Here's how it works:  people "star" your tweets.  Or, they don't.  When they do, you're an awesome specimen of humor and all that is cool and right in the universe.  When they don't, you suck, you're not funny, people hate you and you should just go ahead and jump off the Hollywood sign.  (Just kidding. They won't even let you up near the Hollywood sign so you can't jump off of it.)  I found myself deleting tweets I thought were funny just because they'd only received one star.  Like this one:  Hooray! It's horror movie weather outside! Need to remember to bring along a light jacket and a chainsaw, just in case.  I giggled when I thought of that even though it was dumb.  The fact that NO ONE else giggled made me feel bad about myself and my sense of humor so I deleted it.  If I've ever been crazier in my whole life, I cannot think of when it was.  This is worse than when I did my ex-boyfriend's laundry and put his boxer shorts in order by color or when I got white blond highlights in my dark brown hair.  Second guessing yourself because no one virtually coddled your ego by starring the 140-characters-or-less thought you just shared on a random networking site is, in my opinion, pretty rock bottom.

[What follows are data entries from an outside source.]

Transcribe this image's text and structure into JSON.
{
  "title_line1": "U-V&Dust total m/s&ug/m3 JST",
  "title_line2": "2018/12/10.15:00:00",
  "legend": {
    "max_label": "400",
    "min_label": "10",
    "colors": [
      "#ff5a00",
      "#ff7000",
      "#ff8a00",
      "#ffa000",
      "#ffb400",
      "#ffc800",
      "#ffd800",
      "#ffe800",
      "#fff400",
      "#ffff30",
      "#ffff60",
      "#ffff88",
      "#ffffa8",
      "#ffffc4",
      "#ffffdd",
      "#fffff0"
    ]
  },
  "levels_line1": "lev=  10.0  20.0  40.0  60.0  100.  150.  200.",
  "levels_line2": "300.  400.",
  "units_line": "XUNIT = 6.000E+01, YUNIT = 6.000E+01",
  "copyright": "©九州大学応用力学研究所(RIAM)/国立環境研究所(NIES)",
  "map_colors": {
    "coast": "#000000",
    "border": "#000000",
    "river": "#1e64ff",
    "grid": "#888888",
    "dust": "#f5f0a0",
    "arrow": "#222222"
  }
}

I had to step away from the little virtual gold stars.  I had to reclaim my brain from the clutches of pathetic desperation and LIES!  Arrrggghhhhh!

Okay, so maybe it's not that extreme.  I'll calm down.  I guess a little encouragement is nice sometimes and not everyone's going to get you all of the time.  But, in this world of faves and stars and likes and retweets and reposts and stumbles, how do you keep your sanity?  How do you judge your work, your life, your existence fairly if everyone else is busy doing it for you?!  How do you keep what you actually like separate from what everyone else does?